Возницын, краснолицый, с двойным подбородком, расставив толстые ноги, с минуту оглядывал поле, словно увидел его впервые.

— От таких безруких всего можно ждать, — наконец, с хрипотцой пробасил он. — Ты видел, как они с рассадой обращались? — И без того красное лицо Макара вдруг побурело от негодования. — Вот где стыд мой! — Он, зажав в пухлой руке сложенную газету, стал потрясать ею перед носом Паникратова. — За чужие грехи краснеть приходится.
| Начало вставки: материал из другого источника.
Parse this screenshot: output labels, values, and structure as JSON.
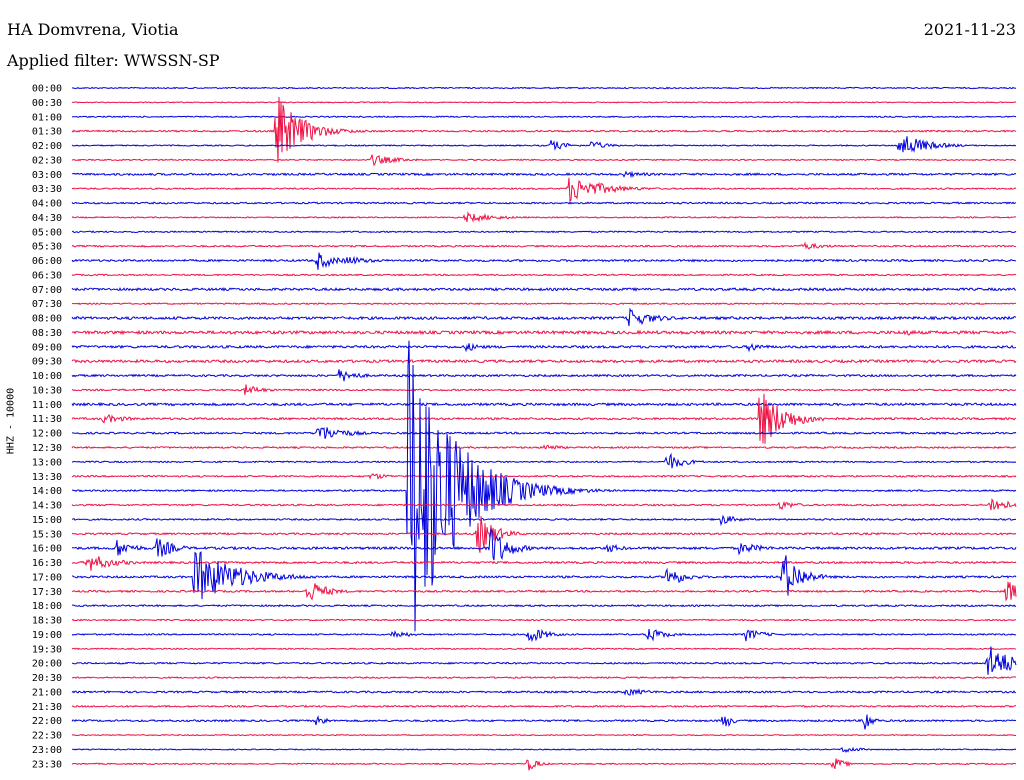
{
  "header": {
    "station": "HA Domvrena, Viotia",
    "date": "2021-11-23",
    "filter": "Applied filter: WWSSN-SP"
  },
  "colors": {
    "blue": "#0000dd",
    "red": "#ee1144"
  },
  "chart_data": {
    "type": "line",
    "title": "HA Domvrena, Viotia",
    "ylabel": "HHZ - 10000",
    "tick_labels": [
      "00:00",
      "00:30",
      "01:00",
      "01:30",
      "02:00",
      "02:30",
      "03:00",
      "03:30",
      "04:00",
      "04:30",
      "05:00",
      "05:30",
      "06:00",
      "06:30",
      "07:00",
      "07:30",
      "08:00",
      "08:30",
      "09:00",
      "09:30",
      "10:00",
      "10:30",
      "11:00",
      "11:30",
      "12:00",
      "12:30",
      "13:00",
      "13:30",
      "14:00",
      "14:30",
      "15:00",
      "15:30",
      "16:00",
      "16:30",
      "17:00",
      "17:30",
      "18:00",
      "18:30",
      "19:00",
      "19:30",
      "20:00",
      "20:30",
      "21:00",
      "21:30",
      "22:00",
      "22:30",
      "23:00",
      "23:30"
    ],
    "trace_colors": "alternating blue / red per 30-minute row",
    "trace_noise": [
      0.6,
      0.5,
      0.6,
      0.8,
      0.6,
      0.6,
      1.0,
      0.7,
      0.8,
      0.6,
      0.7,
      0.8,
      1.0,
      0.7,
      1.2,
      0.7,
      1.3,
      1.5,
      1.2,
      1.3,
      1.0,
      0.8,
      1.2,
      1.0,
      0.9,
      0.8,
      0.7,
      0.8,
      0.8,
      0.8,
      0.8,
      0.9,
      1.2,
      1.0,
      1.0,
      0.9,
      0.8,
      0.7,
      0.7,
      0.6,
      0.8,
      0.7,
      0.9,
      0.8,
      0.9,
      0.5,
      0.5,
      0.6
    ],
    "events": [
      {
        "row": 3,
        "minute": 6.5,
        "amp": 38,
        "dur": 1.5
      },
      {
        "row": 3,
        "minute": 7.2,
        "amp": 9,
        "dur": 2
      },
      {
        "row": 4,
        "minute": 15.2,
        "amp": 6,
        "dur": 1
      },
      {
        "row": 4,
        "minute": 16.5,
        "amp": 5,
        "dur": 1
      },
      {
        "row": 4,
        "minute": 26.3,
        "amp": 14,
        "dur": 1.5
      },
      {
        "row": 5,
        "minute": 9.5,
        "amp": 6,
        "dur": 1.5
      },
      {
        "row": 6,
        "minute": 17.5,
        "amp": 3,
        "dur": 2
      },
      {
        "row": 7,
        "minute": 15.8,
        "amp": 14,
        "dur": 2
      },
      {
        "row": 9,
        "minute": 12.5,
        "amp": 5,
        "dur": 2
      },
      {
        "row": 11,
        "minute": 23.2,
        "amp": 4,
        "dur": 1.5
      },
      {
        "row": 12,
        "minute": 7.8,
        "amp": 10,
        "dur": 1
      },
      {
        "row": 12,
        "minute": 8.7,
        "amp": 5,
        "dur": 1.5
      },
      {
        "row": 16,
        "minute": 17.7,
        "amp": 10,
        "dur": 1.5
      },
      {
        "row": 17,
        "minute": 26.4,
        "amp": 4,
        "dur": 1
      },
      {
        "row": 18,
        "minute": 12.5,
        "amp": 5,
        "dur": 1
      },
      {
        "row": 18,
        "minute": 21.5,
        "amp": 5,
        "dur": 1
      },
      {
        "row": 20,
        "minute": 8.5,
        "amp": 8,
        "dur": 1
      },
      {
        "row": 21,
        "minute": 5.5,
        "amp": 6,
        "dur": 1
      },
      {
        "row": 23,
        "minute": 1.0,
        "amp": 5,
        "dur": 1.5
      },
      {
        "row": 23,
        "minute": 21.8,
        "amp": 34,
        "dur": 1.5
      },
      {
        "row": 24,
        "minute": 7.8,
        "amp": 10,
        "dur": 1.5
      },
      {
        "row": 25,
        "minute": 15.0,
        "amp": 4,
        "dur": 1
      },
      {
        "row": 26,
        "minute": 18.9,
        "amp": 10,
        "dur": 1
      },
      {
        "row": 27,
        "minute": 9.5,
        "amp": 4,
        "dur": 1
      },
      {
        "row": 28,
        "minute": 10.7,
        "amp": 185,
        "dur": 2.5
      },
      {
        "row": 29,
        "minute": 29.2,
        "amp": 10,
        "dur": 1
      },
      {
        "row": 29,
        "minute": 22.5,
        "amp": 5,
        "dur": 1
      },
      {
        "row": 30,
        "minute": 20.6,
        "amp": 6,
        "dur": 1
      },
      {
        "row": 31,
        "minute": 12.9,
        "amp": 22,
        "dur": 1
      },
      {
        "row": 32,
        "minute": 1.4,
        "amp": 10,
        "dur": 1
      },
      {
        "row": 32,
        "minute": 2.7,
        "amp": 12,
        "dur": 1
      },
      {
        "row": 32,
        "minute": 13.3,
        "amp": 24,
        "dur": 1
      },
      {
        "row": 32,
        "minute": 17.0,
        "amp": 5,
        "dur": 1
      },
      {
        "row": 32,
        "minute": 21.2,
        "amp": 6,
        "dur": 1.5
      },
      {
        "row": 33,
        "minute": 0.5,
        "amp": 10,
        "dur": 1.5
      },
      {
        "row": 34,
        "minute": 3.9,
        "amp": 30,
        "dur": 2.5
      },
      {
        "row": 34,
        "minute": 18.9,
        "amp": 12,
        "dur": 1
      },
      {
        "row": 34,
        "minute": 22.6,
        "amp": 28,
        "dur": 1
      },
      {
        "row": 35,
        "minute": 7.5,
        "amp": 14,
        "dur": 1
      },
      {
        "row": 35,
        "minute": 29.7,
        "amp": 12,
        "dur": 1
      },
      {
        "row": 38,
        "minute": 10.2,
        "amp": 5,
        "dur": 1
      },
      {
        "row": 38,
        "minute": 14.5,
        "amp": 10,
        "dur": 1
      },
      {
        "row": 38,
        "minute": 18.3,
        "amp": 8,
        "dur": 1
      },
      {
        "row": 38,
        "minute": 21.4,
        "amp": 7,
        "dur": 1
      },
      {
        "row": 40,
        "minute": 29.1,
        "amp": 20,
        "dur": 1.5
      },
      {
        "row": 42,
        "minute": 17.6,
        "amp": 4,
        "dur": 1.5
      },
      {
        "row": 44,
        "minute": 7.8,
        "amp": 10,
        "dur": 0.4
      },
      {
        "row": 44,
        "minute": 20.7,
        "amp": 12,
        "dur": 0.4
      },
      {
        "row": 44,
        "minute": 25.2,
        "amp": 14,
        "dur": 0.4
      },
      {
        "row": 46,
        "minute": 24.5,
        "amp": 4,
        "dur": 1
      },
      {
        "row": 47,
        "minute": 14.5,
        "amp": 8,
        "dur": 0.6
      },
      {
        "row": 47,
        "minute": 24.2,
        "amp": 8,
        "dur": 0.6
      }
    ]
  }
}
Сам небось читал да подсмеивался над дурнем с широкой душой, Макаром Возницыным.

В районной газете «Знамя колхоза» была напечатана заметка «Широкая душа», где подробно, с язвинкой, рассказывалось о «помощи» Возницына колхозу «Рассвет» во время посевной.

— Ладно, не тычь, а храни на память, — отвел от лица газету Паникратов. — Ты что ж хочешь сказать: «продолжение следует»?

— Как?

— Да так. Хочешь снова в газету попасть — сделай одолжение, я первый напишу. Не хочешь, так пойдем сейчас к Ивану Симакову и будем договариваться. Раз решили — надо учить!

Макар снял кепку, достал пропахший табаком платок и старательно вытер бритый массивный череп, к которому были прижаты неподходящие маленькие, аккуратные, почти детские уши.

— Дубьем бы учить этих рассветинцев, дубьем, — проворчал он.

Это означало, что Макар согласен.

Председателя колхоза «Рассвет» Симакова они нашли на окраине деревни Тятино-Осичье, около кузницы. Тут же, у кузницы, стояла и лошадь Симакова, такая же круглая и низкорослая, как и ее хозяин. Кузнец, молодой парень без рубахи, с грудью, закрытой грубым брезентовым фартуком, и сам председатель, поглядывая озабоченно на ноги лошади, о чем-то совещались.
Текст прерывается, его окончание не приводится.